So your desktop shortcuts are missing?
If they are all missing, chances are they might have been deleted or somehow, either you or a program, has disabled desktop icons. See Method 1 below.
If some of your icons look funny, are missing thumbnails, or the desktop doesn’t “refresh” when you’ve placed new items on it, try Method 2 as your icon cache may be corrupted.
If your desktop icons are missing and they are all network, broken local shortcuts, or shortcuts to files on a removable USB drive, system maintenance is to blame. There are two methods to help with that:
- Method 3 is the easy way. The downside is that it disables all system maintenance. I would only recommend this as a way to test if that is indeed the correct solution to your problem.
- Method 4 is the recommended method, as it is less of a band-aid solution. It involves increasing the threshold that Windows will have before it starts cleaning up broken shortcuts.
Method 1: All Icons missing from Desktop
- Right-Click on an empty part of the Desktop.
- Hover over “View” and make sure “Show Desktop Icons” is checked.
Method 2: Rebuild The Icon Cache
Open notepad, paste the following code, and then save it as IconFix.bat. Go to where you saved the file and double click it. As an alternative, you can type the lines one-by-one in the command prompt (Start -> Search -> cmd -> Right-click and select “Run as Administrator”).
cd /d %userprofile%\AppData\Local
attrib –h IconCache.db
Method 3: Disable System Maintenance
- Go to the Start Menu -> Control Panel -> System and Security -> Under “Action Center” click on “Troubleshoot Common Computer Problems” -> Click “Change Settings” on the left side.
- Under “Computer Maintenance” select “off” and under “Other Settings” remove both checkmarks as shown in the screenshots below.
Method 4: Modify The Scheduled Task Files
Try this when your network shortcuts or broken shortcuts disappear from your desktop. Windows 7 has a broken-shortcut threshold of 4. Some people recommend deleting the script file, but modifying it to increase the threshold to a higher number is a safer way to do it, while still allowing system maintenance to run (unlike Method 3). This method does require a bit more work, and there is a greater risk to system damage than the previous methods. There are some screenshots below to help you along with the steps.
- Double-click on “Computer” on the Desktop, or right-click on the Start Menu and click “Open Windows Explorer.”
- Go to: C:\Windows\diagnostics\scheduled\Maintenance.
- Right-click on TS_BrokenShortcuts.ps1 and select “Properties.”
- Click on the “Security” tab.
- Click on “Advanced” near the bottom.
- The Advanced Security settings dialog will pop up. Click on the “Owner” tab.
- The Current Owner will show TrustedInstaller. Click “Edit” near the bottom.
- Under “Change Owner To:” select your username.
- Click “OK” to close the dialog. Click “OK” to the warning.
- After returning to the Advanced Security settings dialog, it will show your user as the current owner. Click “OK.”
- Now that you are back in the Security tab, click “Edit.”

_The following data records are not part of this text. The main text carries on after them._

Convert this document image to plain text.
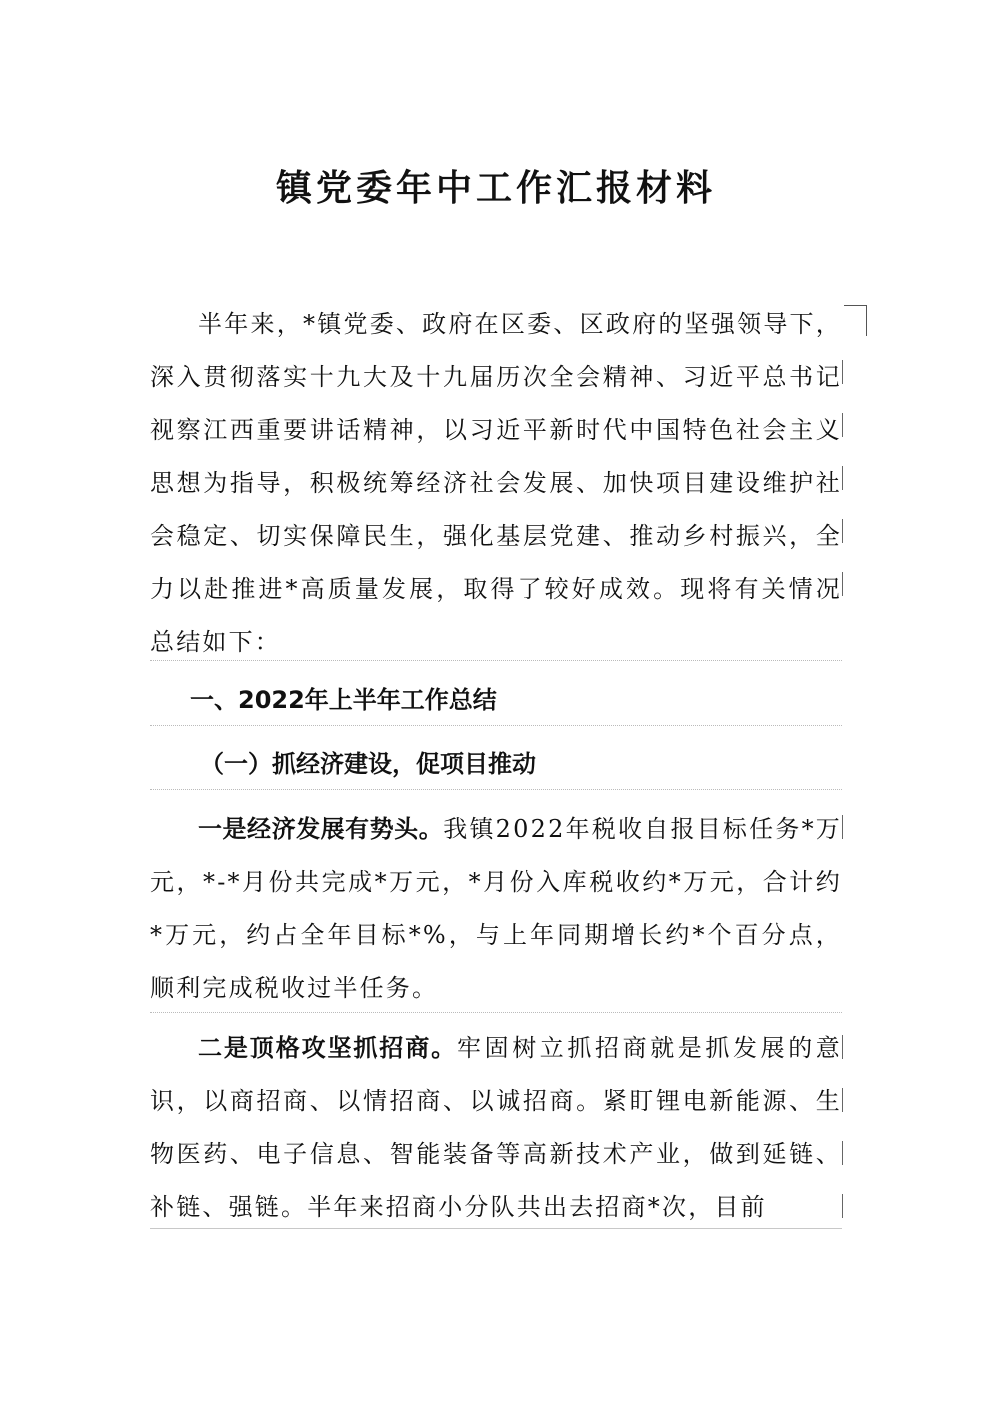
镇党委年中工作汇报材料

半年来，*镇党委、政府在区委、区政府的坚强领导下，深入贯彻落实十九大及十九届历次全会精神、习近平总书记视察江西重要讲话精神，以习近平新时代中国特色社会主义思想为指导，积极统筹经济社会发展、加快项目建设维护社会稳定、切实保障民生，强化基层党建、推动乡村振兴，全力以赴推进*高质量发展，取得了较好成效。现将有关情况总结如下：

一、2022年上半年工作总结
（一）抓经济建设，促项目推动

一是经济发展有势头。我镇2022年税收自报目标任务*万元，*-*月份共完成*万元，*月份入库税收约*万元，合计约*万元，约占全年目标*%，与上年同期增长约*个百分点，顺利完成税收过半任务。

二是顶格攻坚抓招商。牢固树立抓招商就是抓发展的意识，以商招商、以情招商、以诚招商。紧盯锂电新能源、生物医药、电子信息、智能装备等高新技术产业，做到延链、补链、强链。半年来招商小分队共出去招商*次，目前
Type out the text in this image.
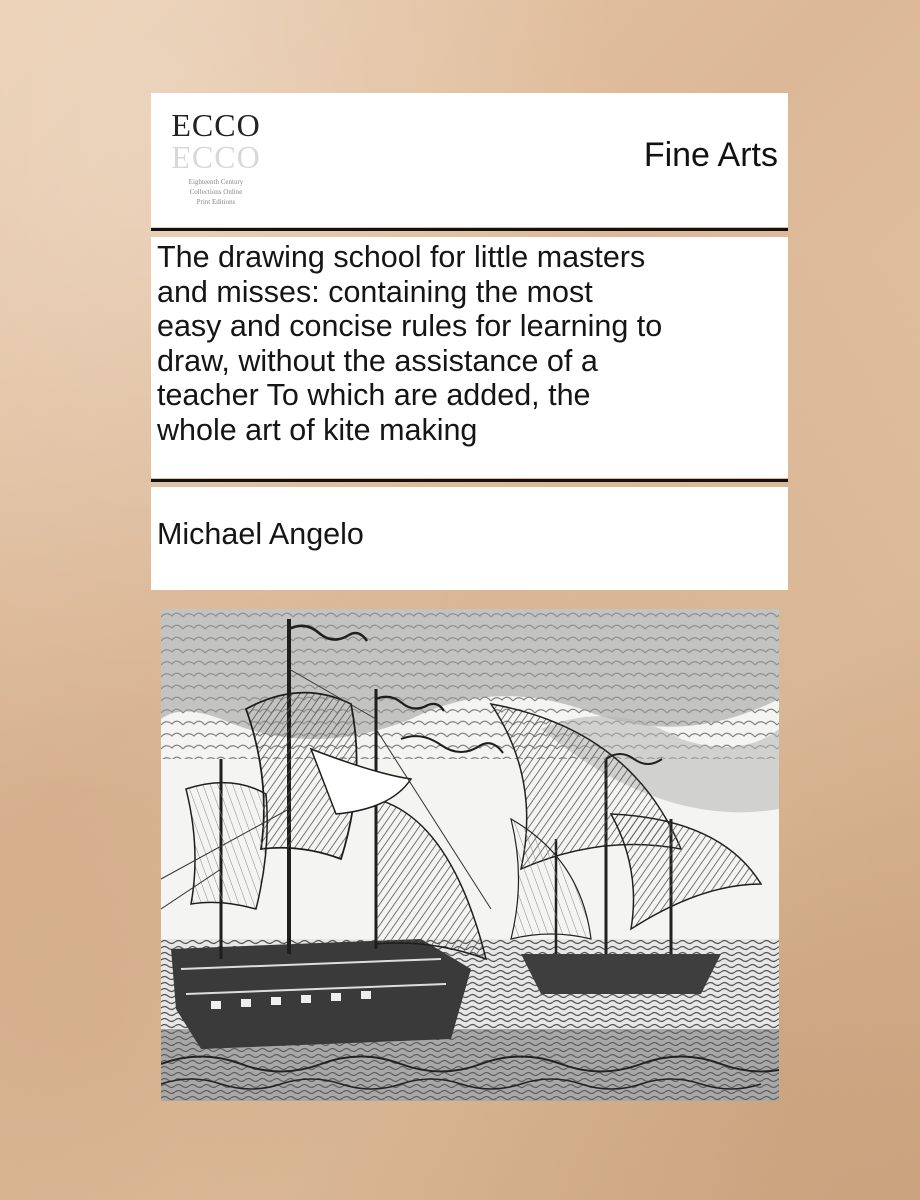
ECCO
ECCO
Eighteenth Century
Collections Online
Print Editions
Fine Arts
The drawing school for little masters
and misses: containing the most
easy and concise rules for learning to
draw, without the assistance of a
teacher To which are added, the
whole art of kite making
Michael Angelo
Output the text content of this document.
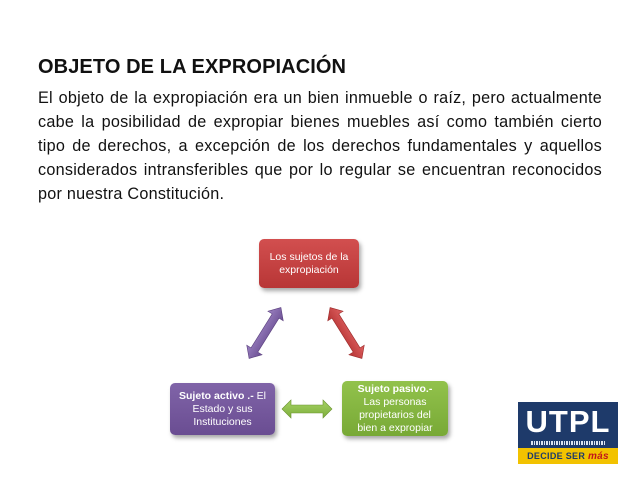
OBJETO DE LA EXPROPIACIÓN
El objeto de la expropiación era un bien inmueble o raíz, pero actualmente cabe la posibilidad de expropiar bienes muebles así como también cierto tipo de derechos, a excepción de los derechos fundamentales y aquellos considerados intransferibles que por lo regular se encuentran reconocidos por nuestra Constitución.
Los sujetos de la expropiación
Sujeto activo .- El Estado y sus Instituciones
Sujeto pasivo.- Las personas propietarios del bien a expropiar	UTPL
DECIDE SER más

- The Permissions dialog will pop up. You are now free to select a group or user and modify the permissions on the file. You will likely be part of the “Users” group. Select “Users” and under permissions select “Modify.”
- Click “OK” to return to the Security tab. Click “OK” again to exit the file’s properties.
- Right-Click on TS_BrokenShortcuts.ps1 and select “Edit.”
- On line 44, find “-gt 4))” -> Change this to “-gt 25))” to set the threshold to 25 broken icons. If you feel there may be more than 25 broken network icons on your desktop at a time, adjust accordingly.
- If you wish to use the same method for preventing the removal of unused icons, edit the TS_UnusedDesktopIcons.ps1 file following the steps above, find “-gt 10” on line 50 and change it to a higher number.